Tuesday 5 January 2010

Symptoms of an MMO.

Ho, what’s this?

A letter in the mail?

Urgent help required!

From Lady Galadriel! Hmm, she wants me to join her army in the fight against the forces of darkness.

Well she could have phoned…

Nevertheless! It seems that Middle Earth is in need of my proven skills as a stout warrior of no mean accomplishment. Time is pressing: the tide of darkness encroaches ever forth, so I shall away to Lothlórien to aid them in their time of need immediately!

“Come to our lands” she calls, and I willingly answer the call!

Prove you ain't no scrub, yo.

Right after I’ve pandered to a bunch of her border guards, because apparently she’s too lazy to send them a mail to inform them that I’m on my way. I mean, how much would it take?

“Yo guys,

I’ve asked this dwarf homie over to hang out an’ kill stuff an’ shit, so don’t go killing him on sight or nuttin, yo. Chill, yeah?

Peace,

Lady G”

Word to the allegedly wise: if you formally invite me into your lands to offer up my life to you in battle, you don’t then expect me to first be the errand-bitch of some hippy elf with an itchy bow finger on the border of your lands.

And why?

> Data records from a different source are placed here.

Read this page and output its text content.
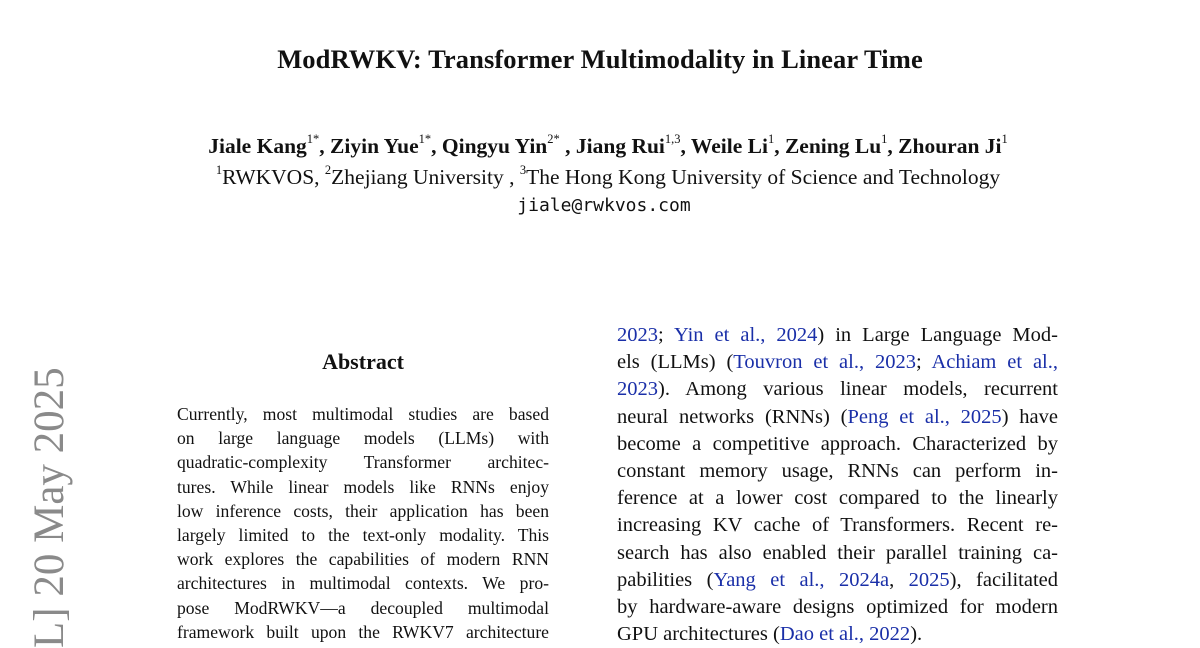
ModRWKV: Transformer Multimodality in Linear Time
Jiale Kang$^{1*}$, Ziyin Yue$^{1*}$, Qingyu Yin$^{2*}$ , Jiang Rui$^{1,3}$, Weile Li$^1$, Zening Lu$^1$, Zhouran Ji$^1$
$^1$RWKVOS, $^2$Zhejiang University , $^3$The Hong Kong University of Science and Technology
jiale@rwkvos.com
L] 20 May 2025
Abstract
Currently, most multimodal studies are based
on large language models (LLMs) with
quadratic-complexity Transformer architec-
tures. While linear models like RNNs enjoy
low inference costs, their application has been
largely limited to the text-only modality. This
work explores the capabilities of modern RNN
architectures in multimodal contexts. We pro-
pose ModRWKV—a decoupled multimodal
framework built upon the RWKV7 architecture
2023; Yin et al., 2024) in Large Language Mod-
els (LLMs) (Touvron et al., 2023; Achiam et al.,
2023). Among various linear models, recurrent
neural networks (RNNs) (Peng et al., 2025) have
become a competitive approach. Characterized by
constant memory usage, RNNs can perform in-
ference at a lower cost compared to the linearly
increasing KV cache of Transformers. Recent re-
search has also enabled their parallel training ca-
pabilities (Yang et al., 2024a, 2025), facilitated
by hardware-aware designs optimized for modern
GPU architectures (Dao et al., 2022).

Bringing some daft old bugger the missing half to their favourite socks which was lost in the nearby forest several ages of men ago, that will prove that I’m not an agent of the enemy will it? Killing some enlarged water voles and picking mushrooms will remove the centuries-long enmity of our peoples, will it?

I always knew elves were arrogant arses, but really.

So remember folks: when hosting a dinner party, always make your invited guests clear the front lawn of cat shit and weed the borders when they arrive, before letting them into the warmth of your home.

And if they don’t, set your dog on them. It’s the MMO way.